As central banks battled to stabilise the system, the Fed eased its rules for emergency lending further. It announced that it would accept company shares in return for crisis loans for the first time. In Frankfurt, the European Central Bank injected €30 billion in emergency funds into eurozone markets.
A group of ten global banks also attempted to foster calm, announcing a $70 billion pool of funds, with any one of them able to tap a third of that should they hit difficulty.
The collapse of Lehman came after the US Treasury refused to bail out the embattled 158-year-old bank, a crucial shift after its support in March for a Wall Street rescue of the failing Bear Stearns.
Lehman was felled by the weight of about $60 billion in toxic bad debts. It went under holding assets of $639 billion against debts of $613 billion, making it the biggest corporate bankruptcy since WorldCom collapsed in 2002.

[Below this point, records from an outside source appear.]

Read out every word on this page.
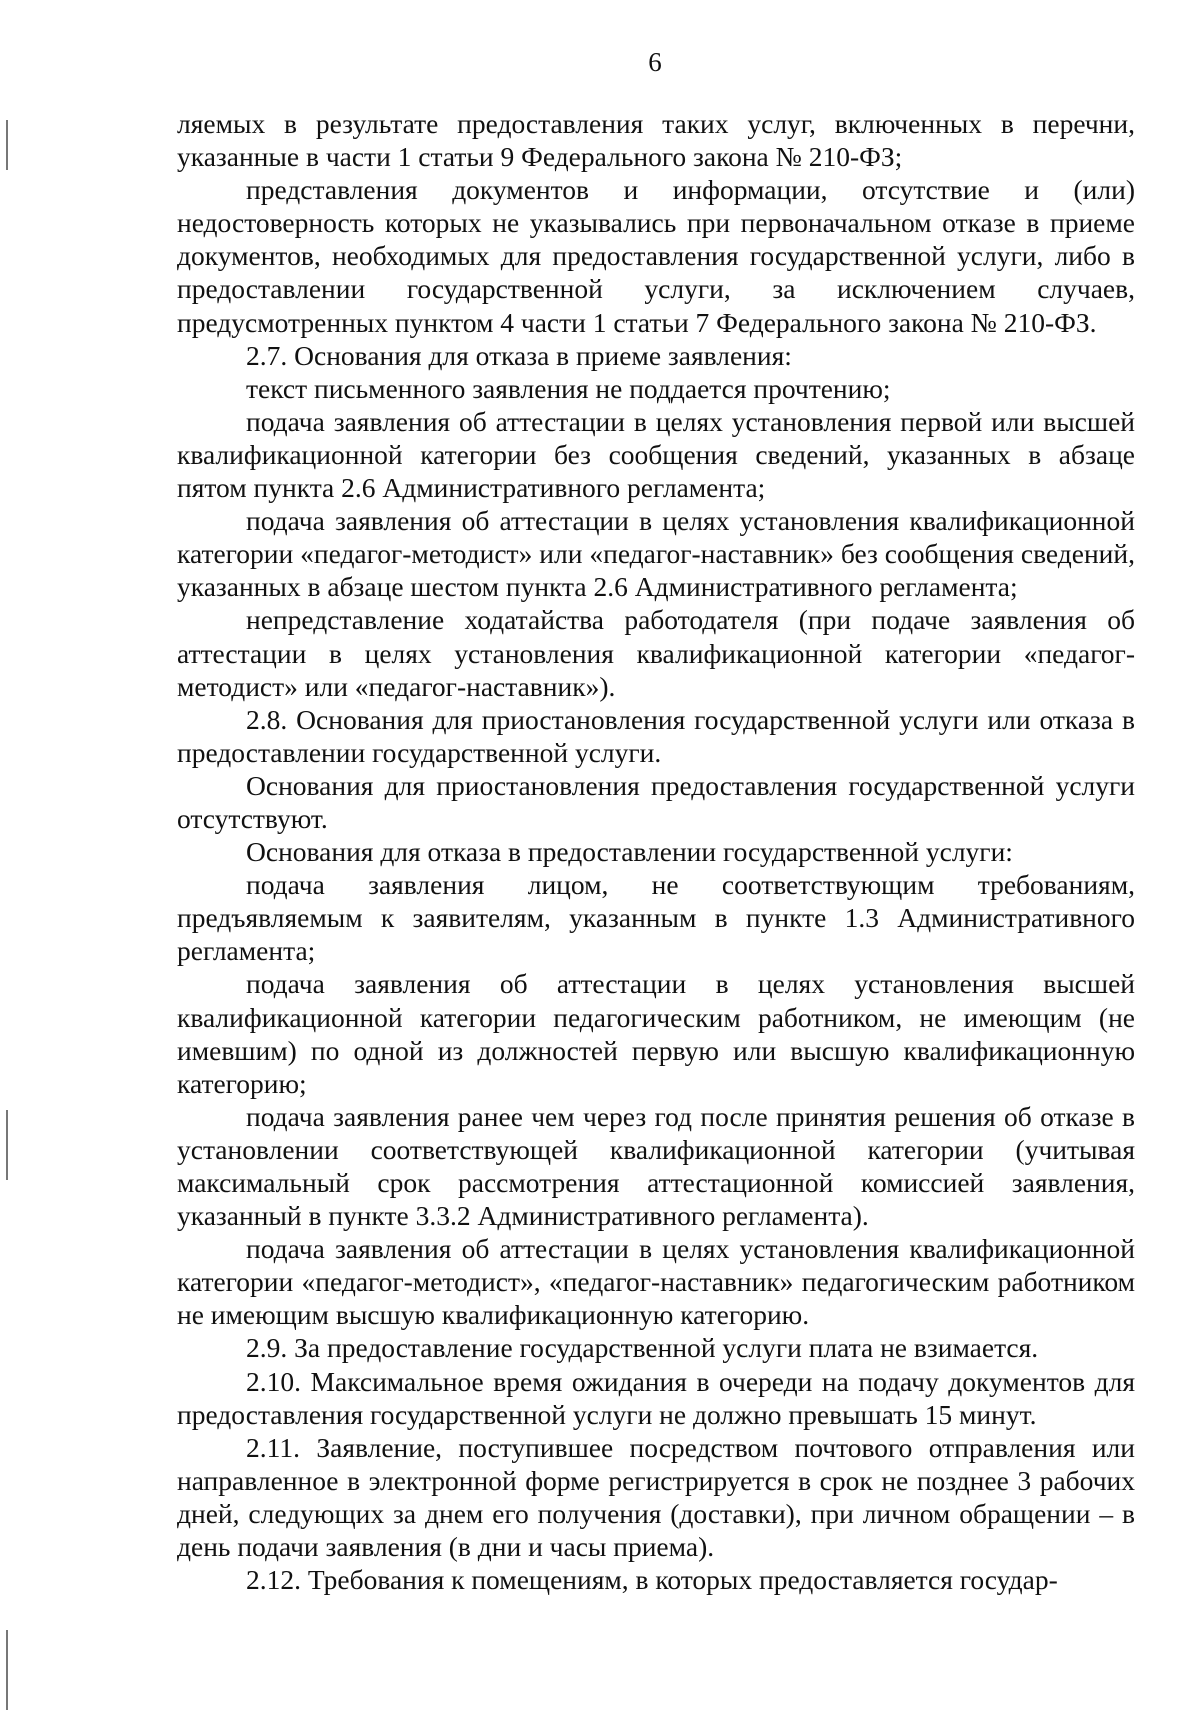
6

ляемых в результате предоставления таких услуг, включенных в перечни, указанные в части 1 статьи 9 Федерального закона № 210-ФЗ;

представления документов и информации, отсутствие и (или) недостоверность которых не указывались при первоначальном отказе в приеме документов, необходимых для предоставления государственной услуги, либо в предоставлении государственной услуги, за исключением случаев, предусмотренных пунктом 4 части 1 статьи 7 Федерального закона № 210-ФЗ.

2.7. Основания для отказа в приеме заявления:

текст письменного заявления не поддается прочтению;

подача заявления об аттестации в целях установления первой или высшей квалификационной категории без сообщения сведений, указанных в абзаце пятом пункта 2.6 Административного регламента;

подача заявления об аттестации в целях установления квалификационной категории «педагог-методист» или «педагог-наставник» без сообщения сведений, указанных в абзаце шестом пункта 2.6 Административного регламента;

непредставление ходатайства работодателя (при подаче заявления об аттестации в целях установления квалификационной категории «педагог-методист» или «педагог-наставник»).

2.8. Основания для приостановления государственной услуги или отказа в предоставлении государственной услуги.

Основания для приостановления предоставления государственной услуги отсутствуют.

Основания для отказа в предоставлении государственной услуги:

подача заявления лицом, не соответствующим требованиям, предъявляемым к заявителям, указанным в пункте 1.3 Административного регламента;

подача заявления об аттестации в целях установления высшей квалификационной категории педагогическим работником, не имеющим (не имевшим) по одной из должностей первую или высшую квалификационную категорию;

подача заявления ранее чем через год после принятия решения об отказе в установлении соответствующей квалификационной категории (учитывая максимальный срок рассмотрения аттестационной комиссией заявления, указанный в пункте 3.3.2 Административного регламента).

подача заявления об аттестации в целях установления квалификационной категории «педагог-методист», «педагог-наставник» педагогическим работником не имеющим высшую квалификационную категорию.

2.9. За предоставление государственной услуги плата не взимается.

2.10. Максимальное время ожидания в очереди на подачу документов для предоставления государственной услуги не должно превышать 15 минут.

2.11. Заявление, поступившее посредством почтового отправления или направленное в электронной форме регистрируется в срок не позднее 3 рабочих дней, следующих за днем его получения (доставки), при личном обращении – в день подачи заявления (в дни и часы приема).

2.12. Требования к помещениям, в которых предоставляется государ-
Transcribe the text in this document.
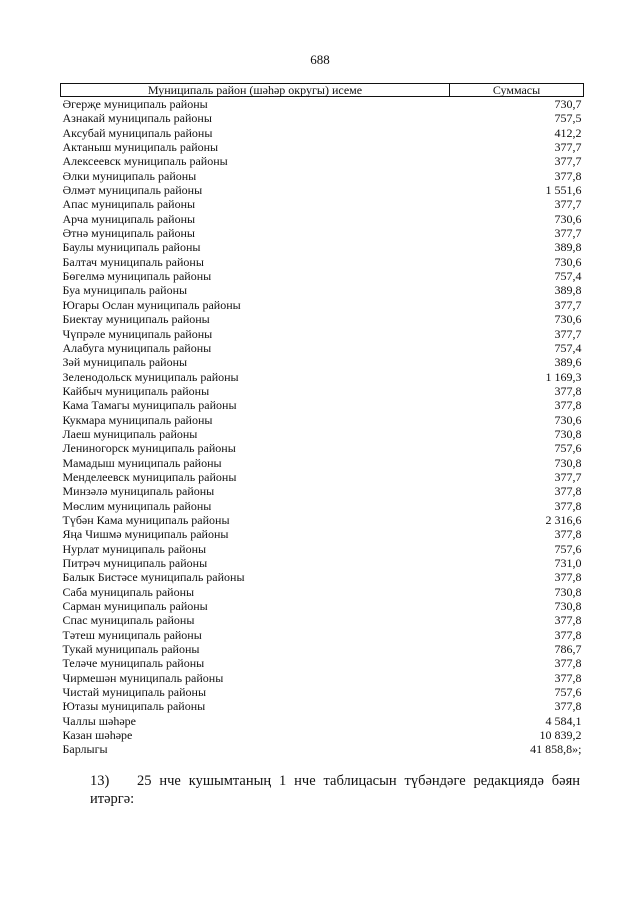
688
Муниципаль район (шәһәр округы) исеме	Суммасы
Әгерҗе муниципаль районы	730,7
Азнакай муниципаль районы	757,5
Аксубай муниципаль районы	412,2
Актаныш муниципаль районы	377,7
Алексеевск муниципаль районы	377,7
Әлки муниципаль районы	377,8
Әлмәт муниципаль районы	1 551,6
Апас муниципаль районы	377,7
Арча муниципаль районы	730,6
Әтнә муниципаль районы	377,7
Баулы муниципаль районы	389,8
Балтач муниципаль районы	730,6
Бөгелмә муниципаль районы	757,4
Буа муниципаль районы	389,8
Югары Ослан муниципаль районы	377,7
Биектау муниципаль районы	730,6
Чүпрәле муниципаль районы	377,7
Алабуга муниципаль районы	757,4
Зәй муниципаль районы	389,6
Зеленодольск муниципаль районы	1 169,3
Кайбыч муниципаль районы	377,8
Кама Тамагы муниципаль районы	377,8
Кукмара муниципаль районы	730,6
Лаеш муниципаль районы	730,8
Лениногорск муниципаль районы	757,6
Мамадыш муниципаль районы	730,8
Менделеевск муниципаль районы	377,7
Минзәлә муниципаль районы	377,8
Мөслим муниципаль районы	377,8
Түбән Кама муниципаль районы	2 316,6
Яңа Чишмә муниципаль районы	377,8
Нурлат муниципаль районы	757,6
Питрәч муниципаль районы	731,0
Балык Бистәсе муниципаль районы	377,8
Саба муниципаль районы	730,8
Сарман муниципаль районы	730,8
Спас муниципаль районы	377,8
Тәтеш муниципаль районы	377,8
Тукай муниципаль районы	786,7
Теләче муниципаль районы	377,8
Чирмешән муниципаль районы	377,8
Чистай муниципаль районы	757,6
Ютазы муниципаль районы	377,8
Чаллы шәһәре	4 584,1
Казан шәһәре	10 839,2
Барлыгы	41 858,8»;
13) 25 нче кушымтаның 1 нче таблицасын түбәндәге редакциядә бәян итәргә:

President Bush, seeking to assuage fears yesterday, conceded that “in the short run adjustments in the financial markets can be painful”. However, he added: “In the long run, I’m confident that our capital markets are flexible and resilient, and can deal with these adjustments.”
Henry Paulson, the US Treasury Secretary, insisted last night that the American banking system remained “safe and sound”. Washington was committed, he said, to minimising the impact of what he admitted were the “painful” economic shifts of the present crisis.